Chapman v. Forsyth
Annotate this Case
43 U.S. 202 (1844)
U.S. Supreme Court
Chapman v. Forsyth, 43 U.S. 2 How. 202 202 (1844)
Chapman v. Forsyth
43 U.S. (2 How.) 202
Under the late Bankrupt Act of the United States, the existence of a fiduciary debt, contracted before the passage of the act, constitutes no objection to the discharge of the debtor from other debts.
A factor, who receives the money of his principal, is not a fiduciary within the meaning of the act.
A bankrupt is bound to state, upon his schedule, the nature of a debt if it be a fiduciary one. Should he omit to do so, he would be guilty of a fraud, and his discharge will not avail him, but if a creditor, in such case, proves his debt and receives a dividend from the estate, he is estopped from afterwards saying that his debt was not within the law.
But if the fiduciary creditor does not prove his debt, he may recover it afterwards from the discharged bankrupt by showing that it was within the exceptions of the act.
The record was as follows:
The following statement of questions and points of law which arose in this case, and the adjournment thereof into the Supreme Court of the United States for decision, was ordered so be entered, to-wit:
"This was an action of assumpsit for the proceeds of 150 bales of cotton, shipped to and sold by defendants, as the property of the plaintiff, the defendants having been a factor,"
The defendant, Forsyth, pleaded he had been duly discharged as a bankrupt, on his own voluntary petition.
To this the plaintiff replied; the replication was demurred to, and
upon the hearing and argument of the demurrer, which presented the whole case, the following questions of law arose, and on which the judges were opposed in opinion:
"1st. Could the defendant be discharged, as a bankrupt, from any part of his debts, on his own petition, when he was indebted, in a fiduciary capacity, in part, within the exception in the first section of the bankrupt law -- that is, were all persons indebted excluded, that held and owed moneys in the capacity of trustees (as a class), from the benefit of the act, although they owed other debts besides the moneys held in trust?"
"2d. Is a commission merchant and factor (who sells for others), or indebted in a fiduciary capacity, within the act, provided he withholds the money received for property sold by him, and which property was sold on account of the owner, and the money received on the owner's account?"
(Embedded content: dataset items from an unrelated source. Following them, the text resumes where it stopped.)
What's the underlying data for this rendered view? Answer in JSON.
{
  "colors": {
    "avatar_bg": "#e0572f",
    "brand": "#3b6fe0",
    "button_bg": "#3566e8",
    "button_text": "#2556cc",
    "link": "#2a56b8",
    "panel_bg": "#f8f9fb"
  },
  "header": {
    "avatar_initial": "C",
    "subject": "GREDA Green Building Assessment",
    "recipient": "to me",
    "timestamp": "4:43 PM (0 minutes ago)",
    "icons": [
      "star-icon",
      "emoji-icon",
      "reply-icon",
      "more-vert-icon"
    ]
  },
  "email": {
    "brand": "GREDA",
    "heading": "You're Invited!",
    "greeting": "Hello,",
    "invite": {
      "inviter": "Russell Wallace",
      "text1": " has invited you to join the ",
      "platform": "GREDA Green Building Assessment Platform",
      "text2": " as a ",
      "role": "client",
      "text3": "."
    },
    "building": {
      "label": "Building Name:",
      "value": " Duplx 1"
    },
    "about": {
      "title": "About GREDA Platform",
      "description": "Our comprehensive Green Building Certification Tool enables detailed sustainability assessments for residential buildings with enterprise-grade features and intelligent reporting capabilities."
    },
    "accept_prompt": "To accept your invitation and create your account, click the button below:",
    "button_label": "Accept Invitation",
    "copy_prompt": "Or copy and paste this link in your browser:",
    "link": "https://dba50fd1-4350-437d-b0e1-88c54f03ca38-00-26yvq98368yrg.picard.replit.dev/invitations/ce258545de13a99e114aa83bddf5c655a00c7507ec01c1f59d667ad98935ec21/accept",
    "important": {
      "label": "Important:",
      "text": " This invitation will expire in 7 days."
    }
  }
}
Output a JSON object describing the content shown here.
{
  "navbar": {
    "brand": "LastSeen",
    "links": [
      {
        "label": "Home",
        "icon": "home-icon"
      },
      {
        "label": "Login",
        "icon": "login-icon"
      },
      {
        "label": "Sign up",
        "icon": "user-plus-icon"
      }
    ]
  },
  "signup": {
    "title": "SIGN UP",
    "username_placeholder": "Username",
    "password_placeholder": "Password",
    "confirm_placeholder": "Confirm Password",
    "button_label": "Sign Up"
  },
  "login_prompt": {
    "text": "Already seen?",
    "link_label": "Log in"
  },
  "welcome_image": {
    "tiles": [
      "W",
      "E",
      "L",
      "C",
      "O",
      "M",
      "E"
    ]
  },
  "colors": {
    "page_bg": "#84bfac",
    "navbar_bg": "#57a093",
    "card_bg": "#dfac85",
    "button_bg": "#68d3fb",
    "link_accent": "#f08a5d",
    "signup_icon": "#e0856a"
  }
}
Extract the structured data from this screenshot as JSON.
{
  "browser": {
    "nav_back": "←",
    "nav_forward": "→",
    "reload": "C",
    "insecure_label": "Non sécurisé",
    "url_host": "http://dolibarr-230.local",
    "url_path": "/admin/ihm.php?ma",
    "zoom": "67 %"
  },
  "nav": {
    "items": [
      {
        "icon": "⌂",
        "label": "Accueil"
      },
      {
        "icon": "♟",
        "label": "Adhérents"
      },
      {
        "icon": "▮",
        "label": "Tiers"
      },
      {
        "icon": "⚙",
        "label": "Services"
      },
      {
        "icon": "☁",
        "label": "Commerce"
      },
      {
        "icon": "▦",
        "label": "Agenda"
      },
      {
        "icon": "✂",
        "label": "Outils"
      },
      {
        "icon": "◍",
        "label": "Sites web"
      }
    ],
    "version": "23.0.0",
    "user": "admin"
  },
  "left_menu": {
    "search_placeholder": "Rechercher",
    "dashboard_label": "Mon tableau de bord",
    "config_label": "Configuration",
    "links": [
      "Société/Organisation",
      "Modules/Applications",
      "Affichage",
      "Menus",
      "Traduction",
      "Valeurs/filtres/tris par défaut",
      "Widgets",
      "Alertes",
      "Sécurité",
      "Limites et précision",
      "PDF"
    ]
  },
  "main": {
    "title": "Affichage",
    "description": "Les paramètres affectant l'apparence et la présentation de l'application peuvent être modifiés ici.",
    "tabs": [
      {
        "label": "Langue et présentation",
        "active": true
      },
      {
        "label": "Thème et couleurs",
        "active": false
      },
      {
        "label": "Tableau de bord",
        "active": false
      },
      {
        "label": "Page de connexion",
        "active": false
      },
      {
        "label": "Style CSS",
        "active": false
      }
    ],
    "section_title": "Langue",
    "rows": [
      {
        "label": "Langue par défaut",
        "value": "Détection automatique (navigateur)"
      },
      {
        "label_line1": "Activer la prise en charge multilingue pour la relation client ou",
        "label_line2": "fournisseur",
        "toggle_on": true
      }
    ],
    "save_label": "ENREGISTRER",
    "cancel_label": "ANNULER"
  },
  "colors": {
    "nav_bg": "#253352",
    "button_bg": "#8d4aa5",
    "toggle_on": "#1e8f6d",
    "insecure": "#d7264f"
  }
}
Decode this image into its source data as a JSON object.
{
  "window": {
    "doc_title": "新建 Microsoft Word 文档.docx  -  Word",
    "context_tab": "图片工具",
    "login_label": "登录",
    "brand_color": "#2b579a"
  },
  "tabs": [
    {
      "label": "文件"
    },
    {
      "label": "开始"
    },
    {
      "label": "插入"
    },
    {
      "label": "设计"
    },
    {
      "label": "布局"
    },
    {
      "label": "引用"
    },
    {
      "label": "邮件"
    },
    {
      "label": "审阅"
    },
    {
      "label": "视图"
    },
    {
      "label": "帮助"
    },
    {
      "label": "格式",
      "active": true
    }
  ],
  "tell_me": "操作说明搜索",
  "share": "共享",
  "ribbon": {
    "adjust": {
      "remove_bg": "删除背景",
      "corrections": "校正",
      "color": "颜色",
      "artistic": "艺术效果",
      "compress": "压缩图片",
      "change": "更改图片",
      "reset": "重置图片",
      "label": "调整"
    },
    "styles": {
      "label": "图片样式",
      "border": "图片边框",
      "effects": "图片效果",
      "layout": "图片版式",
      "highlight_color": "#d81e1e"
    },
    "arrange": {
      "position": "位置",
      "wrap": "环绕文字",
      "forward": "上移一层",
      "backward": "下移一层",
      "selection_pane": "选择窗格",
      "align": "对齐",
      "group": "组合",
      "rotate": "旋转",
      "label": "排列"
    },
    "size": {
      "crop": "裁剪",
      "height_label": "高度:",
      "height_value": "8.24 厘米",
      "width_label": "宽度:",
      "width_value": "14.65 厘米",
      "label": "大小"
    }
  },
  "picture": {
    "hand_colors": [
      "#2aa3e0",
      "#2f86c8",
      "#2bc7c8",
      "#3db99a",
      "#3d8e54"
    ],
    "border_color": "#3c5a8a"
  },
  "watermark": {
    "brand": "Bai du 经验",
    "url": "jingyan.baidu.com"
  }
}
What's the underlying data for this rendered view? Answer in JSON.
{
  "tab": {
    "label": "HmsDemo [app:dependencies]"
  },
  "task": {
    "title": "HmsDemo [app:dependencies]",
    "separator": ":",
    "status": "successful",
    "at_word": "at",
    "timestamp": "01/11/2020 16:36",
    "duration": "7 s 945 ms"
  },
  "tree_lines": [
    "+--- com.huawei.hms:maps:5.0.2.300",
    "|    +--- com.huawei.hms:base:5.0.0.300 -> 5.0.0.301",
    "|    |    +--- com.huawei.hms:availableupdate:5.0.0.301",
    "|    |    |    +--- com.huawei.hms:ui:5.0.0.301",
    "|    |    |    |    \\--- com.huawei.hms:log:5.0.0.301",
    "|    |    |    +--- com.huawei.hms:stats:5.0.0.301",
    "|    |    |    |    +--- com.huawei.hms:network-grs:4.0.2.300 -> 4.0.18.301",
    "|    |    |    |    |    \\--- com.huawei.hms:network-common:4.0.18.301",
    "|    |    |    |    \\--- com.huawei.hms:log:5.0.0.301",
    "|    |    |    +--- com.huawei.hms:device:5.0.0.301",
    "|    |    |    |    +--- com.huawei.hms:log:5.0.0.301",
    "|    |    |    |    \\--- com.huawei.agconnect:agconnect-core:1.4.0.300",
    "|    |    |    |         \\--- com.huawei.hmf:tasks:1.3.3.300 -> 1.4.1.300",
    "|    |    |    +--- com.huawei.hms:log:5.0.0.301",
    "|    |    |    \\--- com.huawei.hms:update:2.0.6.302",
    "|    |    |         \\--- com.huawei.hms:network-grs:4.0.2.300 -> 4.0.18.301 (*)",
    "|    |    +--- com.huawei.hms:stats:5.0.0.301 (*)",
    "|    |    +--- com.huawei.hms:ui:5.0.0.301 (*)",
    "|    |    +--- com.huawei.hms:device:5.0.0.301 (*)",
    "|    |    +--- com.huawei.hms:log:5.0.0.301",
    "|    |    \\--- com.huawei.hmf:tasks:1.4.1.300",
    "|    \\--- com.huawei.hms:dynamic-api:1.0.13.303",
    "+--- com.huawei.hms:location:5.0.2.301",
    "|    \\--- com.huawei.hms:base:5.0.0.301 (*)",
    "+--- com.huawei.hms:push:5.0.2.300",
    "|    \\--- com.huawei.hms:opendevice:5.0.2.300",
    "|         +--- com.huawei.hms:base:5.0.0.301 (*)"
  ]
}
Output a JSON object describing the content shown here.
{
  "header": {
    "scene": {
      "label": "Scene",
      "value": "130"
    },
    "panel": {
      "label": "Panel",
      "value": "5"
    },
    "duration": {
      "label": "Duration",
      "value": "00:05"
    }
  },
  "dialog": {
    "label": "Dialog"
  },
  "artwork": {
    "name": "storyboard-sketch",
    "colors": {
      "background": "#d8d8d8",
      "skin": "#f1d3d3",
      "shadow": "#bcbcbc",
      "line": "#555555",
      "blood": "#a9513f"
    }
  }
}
"3d. Whether, when the decree of discharge, and the regular certificate of being a bankrupt, have been obtained without contest in the district court, they are conclusive and binding on all persons named as creditors by the bankrupt in his petition and list of creditors, and whether a creditor, who did not prove his debt, and which the bankrupt owed said creditors in a fiduciary capacity, can come into court, and sue the bankrupt for such fiduciary debt, notwithstanding the decree of discharge and certificate, the debt having been set forth in the petition and list as an ordinary debt, not due in a fiduciary character?"
Which divisions of opinion, at the request of the plaintiff, are certified to the Supreme Court of the United States, for their opinion and certificate on the three questions on which the judges of this Court were opposed in opinion.